Mike Douglas in the left foreground during a break -
how 'bout that set?!


The Pointer Sisters



Cooking with Worms
L to R: David Brenner, Harry Chapin, Mike Douglas, unknown.
The show website has David Brenner appearing on 4/24/75, so it could be this show.


Harry Chapin

Which leads me to the biggest moment in my blossoming TV career since my grade-school-aged appearance: My sister and I were one of a handful of teens (I'm sure there were only a handful of teens in the entire audience!) chosen to sit on the stage floor around Harry Chapin as he played another tune.

Harry Chapin and the audience teens.
The arrow points to what I think is my head.
David Brenner and Mike are sitting off on the right.


This was all in the days before VCRs graced every home. So I have no record of any of my landmark appearances. (Yes, that makes me officially too old to be a blogger. But I am remarkably well-preserved -- probably due my lifelong consumption of processed foods.)

Sure, Mike could be corny and the quality of the show's guests was wildly uneven.

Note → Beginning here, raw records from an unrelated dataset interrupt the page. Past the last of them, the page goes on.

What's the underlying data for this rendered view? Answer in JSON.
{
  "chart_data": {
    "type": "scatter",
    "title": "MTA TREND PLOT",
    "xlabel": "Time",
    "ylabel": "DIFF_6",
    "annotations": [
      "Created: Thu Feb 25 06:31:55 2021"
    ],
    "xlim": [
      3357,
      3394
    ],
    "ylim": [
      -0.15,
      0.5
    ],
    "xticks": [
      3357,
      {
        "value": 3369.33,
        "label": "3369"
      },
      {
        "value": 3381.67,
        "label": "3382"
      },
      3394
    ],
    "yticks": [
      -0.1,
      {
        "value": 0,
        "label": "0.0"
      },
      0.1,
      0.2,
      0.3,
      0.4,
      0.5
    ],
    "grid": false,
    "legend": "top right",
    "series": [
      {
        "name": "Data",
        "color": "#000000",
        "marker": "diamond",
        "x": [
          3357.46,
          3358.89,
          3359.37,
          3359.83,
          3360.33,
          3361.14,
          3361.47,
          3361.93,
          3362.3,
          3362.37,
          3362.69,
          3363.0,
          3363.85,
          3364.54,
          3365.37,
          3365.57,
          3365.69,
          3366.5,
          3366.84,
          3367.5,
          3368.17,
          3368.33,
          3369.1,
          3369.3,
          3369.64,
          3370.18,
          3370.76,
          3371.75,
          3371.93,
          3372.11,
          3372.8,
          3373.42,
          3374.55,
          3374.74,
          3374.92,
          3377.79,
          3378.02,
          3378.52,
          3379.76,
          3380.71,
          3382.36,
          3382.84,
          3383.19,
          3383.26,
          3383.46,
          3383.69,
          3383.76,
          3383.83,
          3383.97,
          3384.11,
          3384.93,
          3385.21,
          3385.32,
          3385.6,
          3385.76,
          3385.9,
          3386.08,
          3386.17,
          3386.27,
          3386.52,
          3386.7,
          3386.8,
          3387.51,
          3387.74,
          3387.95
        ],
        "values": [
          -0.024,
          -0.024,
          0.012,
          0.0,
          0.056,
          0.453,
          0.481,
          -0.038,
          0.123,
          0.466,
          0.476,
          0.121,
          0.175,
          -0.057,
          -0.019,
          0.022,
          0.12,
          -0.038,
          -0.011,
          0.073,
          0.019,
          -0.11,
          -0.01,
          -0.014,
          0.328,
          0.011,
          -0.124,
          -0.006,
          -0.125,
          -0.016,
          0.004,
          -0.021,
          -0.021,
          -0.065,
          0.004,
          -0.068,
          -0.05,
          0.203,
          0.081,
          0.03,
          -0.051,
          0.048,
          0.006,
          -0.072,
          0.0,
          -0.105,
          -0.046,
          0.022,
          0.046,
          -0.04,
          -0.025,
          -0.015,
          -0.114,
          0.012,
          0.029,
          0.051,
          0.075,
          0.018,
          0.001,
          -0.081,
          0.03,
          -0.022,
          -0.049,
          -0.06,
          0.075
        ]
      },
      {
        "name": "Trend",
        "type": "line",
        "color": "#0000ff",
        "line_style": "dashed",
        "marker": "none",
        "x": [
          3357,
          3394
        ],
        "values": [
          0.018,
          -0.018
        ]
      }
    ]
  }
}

But this show was as big as it got in Philly, baby. And my multiple visits to the show's set were probably the reason I chose to study television production in college (which of course meant I actually ended up working in radio.)

By all accounts, Mike Douglas was quite a decent and upstanding guy -- a family man, married for 53 years.

Plus, he was the singing voice of Prince Charming in Walt Disney's Cinderella. I mean, really, that ought to count for something.

If I still had my 70's flower power homemade sign, I'd be holding it up right now. (Well, mentally, anyway. It'd probably be really musty at this point.)

4 Comments:

At August 12, 2006 10:12 PM, Blogger The Rev said...

I see you are on Blogger too. Excellent!

You get three guesses as to who this is.

 
At August 13, 2006 12:24 AM, Blogger Tom said...

What a great blogst (um, that's my contraction of web+log+post--is there some other term that I'm not hip enough to have yet heard?). I, too, have fond 70's memories of Mike but only from in front of the TV screen. If memory serves, he was kind and genuine--not vitures on associates with just any show biz personality.

 
At August 13, 2006 1:06 PM, Blogger Cyn said...

Rev. Steve: You haven't aged a bit since that photo was taken...

 
At August 13, 2006 11:54 PM, Blogger Merujo said...

Cyn, that was a great post. I remember loving the Mike Douglas Show when I was a kid. What fun!

One of my sisters and one of my brothers danced on American Bandstand back in its Philly days... (Of course, my siblings are officially Older Than Mud.)